“How good and pleasant it is when God’s people live together in unity!” – Psalm 133:1
The lyrics of the 2019 Trinidad & Tobago road march “Famalay”, though frenetic, harbour the message which we are sending today – ‘family’ unity is paramount to sustainable success.
Successful growth and sustainability may be expedited by a structured approach irrespective of whether we are addressing a region, a country, a political party, a business, a sport, an extended family, a nuclear family or Cricket West Indies (CWI).
In the context of CWI, the decisions made by the new administration are being immediately communicated through our modern social media environment with diverse responses from its stakeholders. CWI and its stakeholders may well reflect that a house divided cannot stand.
Even though CWI is an ongoing operation rather than a startup and must take immediate action on some matters, it is recommended that the classical business process should be implemented in parallel.
There are five elements to this process.
First, bring the family together (men and women). Select an expert facilitator to synthesize the views of stakeholders, representing board members, management and support services, administrators, governments, sponsors, journalists, public relations and media relations specialists, cricketing legends, current players, coaches, umpires, curators, high-performance centre specialists, the University of the West Indies and cricket supporters (including the Diaspora). The administration ought to facilitate a rational debate of the issues arising from the cross section of views, and rationalize the vision of the organization. As the Japanese say: ‘Everyone has a brain’.
Second, we must agree on a Mission statement as the beacon that lights up our path going forward. The existing Mission statement should be reviewed in the face of the visioning dialogue and a revised Mission statement may emerge. It will clearly elucidate what business we are in, and what goods and services we provide to customers in each geographic domain.
Third, we must sincerely conduct an internal assessment and nurture and develop those elements that are under our control. These would include (1) governance to ensure that all stakeholders are fairly networked into the CWI family concept; (2) government and primary corporate sponsors partnering to provide the finance to secure the financial foundation of CWI; (3) a marketing system which gives life to CWI by increasing business, TV rights, merchandising, ticket sales and attracting other sponsors; (4) discipline, productivity, efficiency and competitiveness to bring success to our teams and profit growth to the organization; and (5) develop the high-performance centre to improve mindset change, skill set change and cross-cultural communication and sustainability.
Fourth, we must be aware of our external environment (political, social, economic, market potential, legal and technology) and be ready to face these components which are not under our control.
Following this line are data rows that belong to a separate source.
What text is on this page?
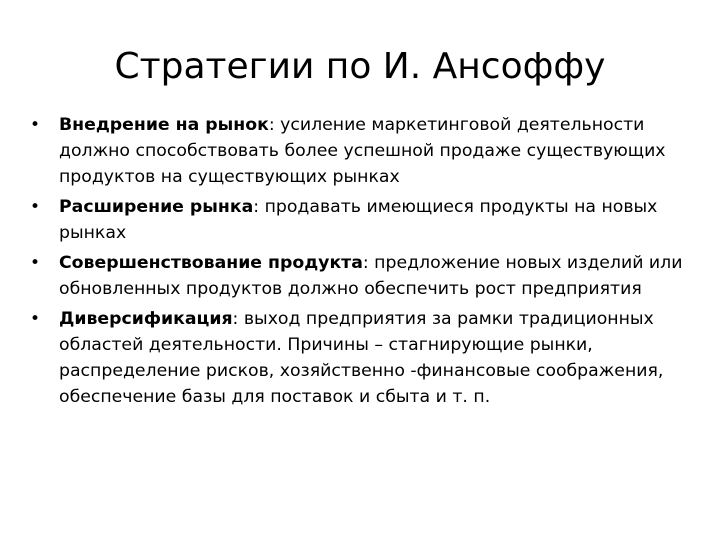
Стратегии по И. Ансоффу
• Внедрение на рынок: усиление маркетинговой деятельности должно способствовать более успешной продаже существующих продуктов на существующих рынках
• Расширение рынка: продавать имеющиеся продукты на новых рынках
• Совершенствование продукта: предложение новых изделий или обновленных продуктов должно обеспечить рост предприятия
• Диверсификация: выход предприятия за рамки традиционных областей деятельности. Причины – стагнирующие рынки, распределение рисков, хозяйственно -финансовые соображения, обеспечение базы для поставок и сбыта и т. п.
Fifth, we must establish a rolling three-year strategic plan out of which will emerge a first-year action plan. This plan will be diligently monitored on a monthly basis with corrective action taken when targets are not met. This keeps the family on target and on a rolling sustainable path.
A business approach that embraces the concept – ‘a family that comes together stays together’ – has not been adopted by the new CWI administration and its stakeholders despite much advice which has been offered. Growing egos, fiery tongues, precipitous decision-making, perceived ‘I scratch your back you scratch mine’ arrangements, and reckless dismissals of contracted staff leading to a string of lawsuits, have been the order of the day.
I had hoped that, instead, more mature reflection would have prevailed, by building on the strengths; strengthening the weaknesses; taking advantage of the opportunities, and avoiding the threats which were inherited from previous administrations.
Even at this stage, notwithstanding their rash behavior, it would be wise for the new administration to follow a structured business approach starting with the mounting of a strategic visioning session, with representatives from all stakeholders, develop the three-year strategic plan, and then execute a modified first-year plan based on the strategic inputs.